There is no necessary contradiction between privacy and security.

Networks amount to the links between people. Game theorists look at links as decisions we have taken. We have:
- people who are careful about privacy
- people who are careless
- people who are opportunistic

We can have
- a high degree of security, because the customer is careful
- but if the business, or the customer, is careless, then there is not a high degree of security

So what state does a network of such states settle down to? It doesn't necessarly settle to the most beneficial state.

Things - like insurance policies - don't force the outcome, but allow it to settle to the optimal state.

But also - we don't have just one system - we have a lot of small worlds. If I join eBay, eg., my behaviour changes.

The way in which I respond depends on the likelihood of an attack, and how much I care about the other people in the network. The system doesn't smoothly adjust - he threat varies depending on how careful people are, and how much the system is being used.

5. Markets

Networks effects and interoperability - we can get excess inertia - perfectly good ideas might never be adopted, other ideas may be rapidly adopted.

We have a system with a soft centre and hard boundaries around the outside - breaking the boundaries becomes high value - this is a system of brittleness.

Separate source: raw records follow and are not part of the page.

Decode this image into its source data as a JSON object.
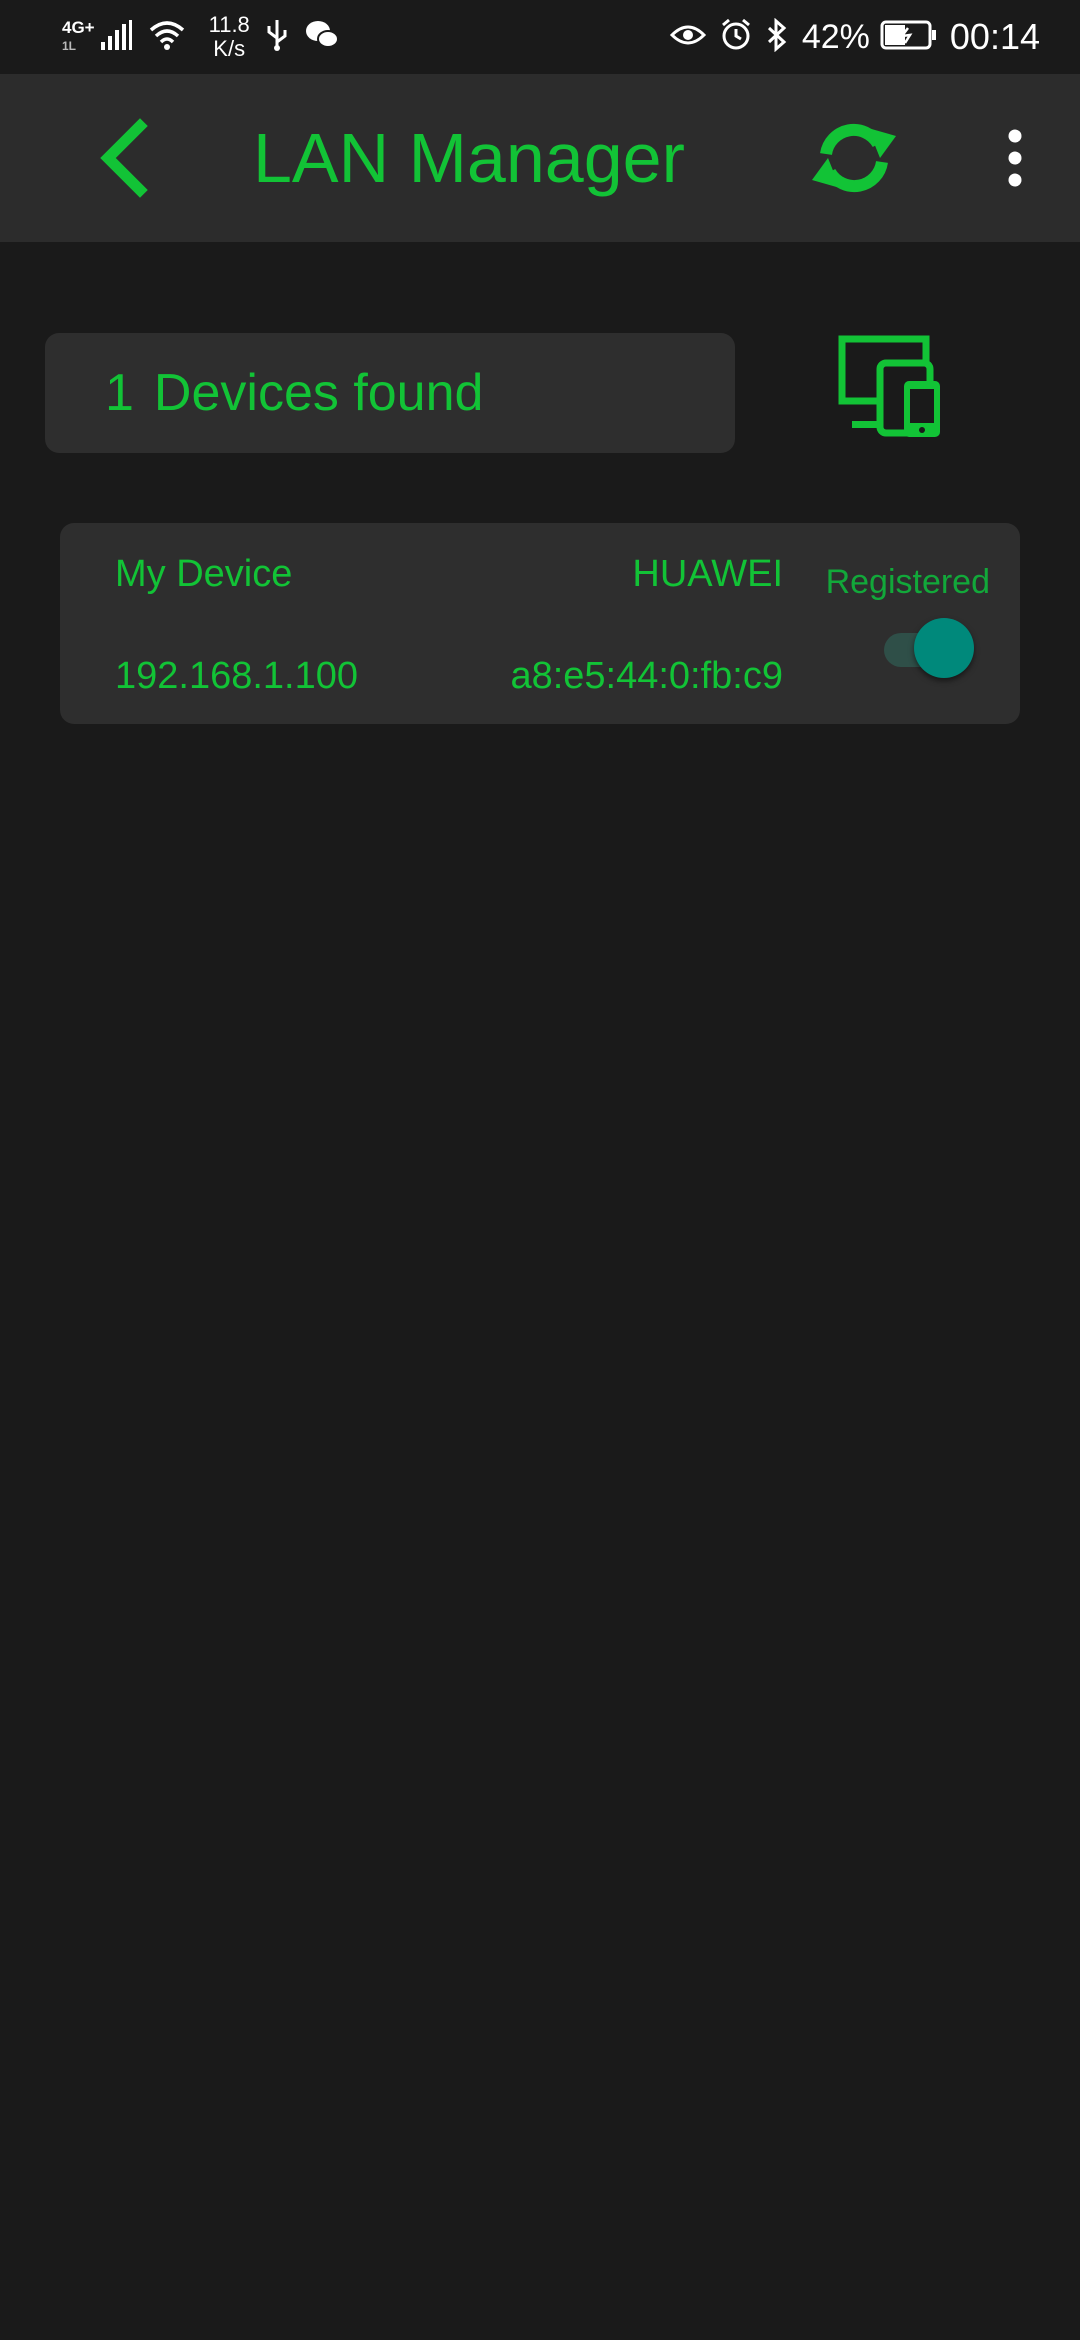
{
  "status_bar": {
    "network_type": "4G+",
    "network_sub": "1L",
    "speed_value": "11.8",
    "speed_unit": "K/s",
    "battery": "42%",
    "time": "00:14",
    "icons": [
      "signal-icon",
      "wifi-icon",
      "usb-icon",
      "wechat-icon",
      "eye-icon",
      "alarm-icon",
      "bluetooth-icon",
      "battery-icon"
    ]
  },
  "app_bar": {
    "title": "LAN Manager",
    "icons": [
      "back-arrow-icon",
      "refresh-icon",
      "more-vertical-icon"
    ]
  },
  "summary": {
    "count": "1",
    "label": "Devices found",
    "icon": "devices-icon"
  },
  "devices": [
    {
      "name": "My Device",
      "vendor": "HUAWEI",
      "ip": "192.168.1.100",
      "mac": "a8:e5:44:0:fb:c9",
      "status": "Registered",
      "registered": true
    }
  ],
  "colors": {
    "accent": "#12c336",
    "background": "#1a1a1a",
    "app_bar": "#2c2c2c",
    "card": "#2e2e2e",
    "toggle_thumb": "#00897b",
    "toggle_track": "#2f4f48"
  }
}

What we see in a lot of IT worlds - we know we have to give up information, and incur risks - eg. people who download software - and others are scared of those risks, and create private domains. That might be OK - but the whole point is that we gain from being connected from each other.

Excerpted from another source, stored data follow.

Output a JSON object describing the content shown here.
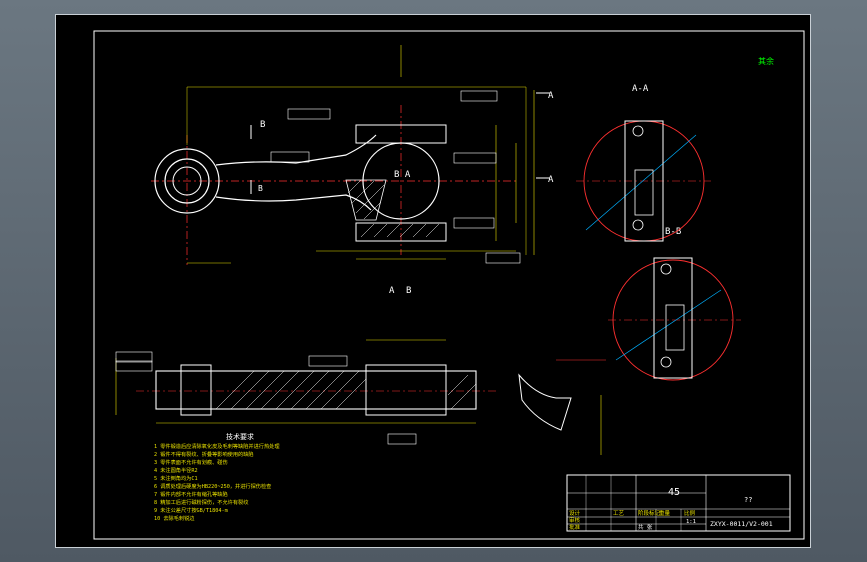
{
  "drawing": {
    "section_labels": {
      "a_a": "A-A",
      "b_b": "B-B",
      "ba": "B A",
      "a_mark": "A",
      "b_mark": "B",
      "a_bottom": "A",
      "b_bottom": "B",
      "b_side": "B",
      "b_left": "B"
    },
    "roughness_note": "其余",
    "notes_title": "技术要求",
    "notes": [
      "1 零件锻造后应清除氧化皮及毛刺等缺陷并进行热处理",
      "2 锻件不得有裂纹、折叠等影响使用的缺陷",
      "3 零件表面不允许有划痕、碰伤",
      "4 未注圆角半径R2",
      "5 未注倒角均为C1",
      "6 调质处理后硬度为HB220~250，并进行探伤检查",
      "7 锻件内部不允许有缩孔等缺陷",
      "8 精加工后进行磁粉探伤，不允许有裂纹",
      "9 未注公差尺寸按GB/T1804-m",
      "10 去除毛刺锐边"
    ],
    "title_block": {
      "material": "45",
      "drawing_no": "ZXYX-0011/V2-001",
      "top_right": "??",
      "scale": "1:1",
      "sheet": "共 张",
      "design": "设计",
      "check": "审核",
      "approve": "批准",
      "process": "工艺",
      "stage": "阶段标记",
      "weight": "重量",
      "ratio": "比例"
    }
  }
}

This splitting apart - and what it means for things where we have to pay - like education and health care - is concerning.

6. A Warning from History

Business, government and civil society have very different perspectives.

Events have a disproportionate influence because of this. The different agendas are not necessarily consistent.

The challenge to business is to embrace these issues (not to describe them into nothingness).

We can see possibilities of:
- high security - high privacy (the academic publishing world, eg)
- high security - low privacy (the surveillance society)
- low security - high privacy (walled gardens)
- low security - low privacy

Security and privacy - are both states of mind. These choices are ours to make.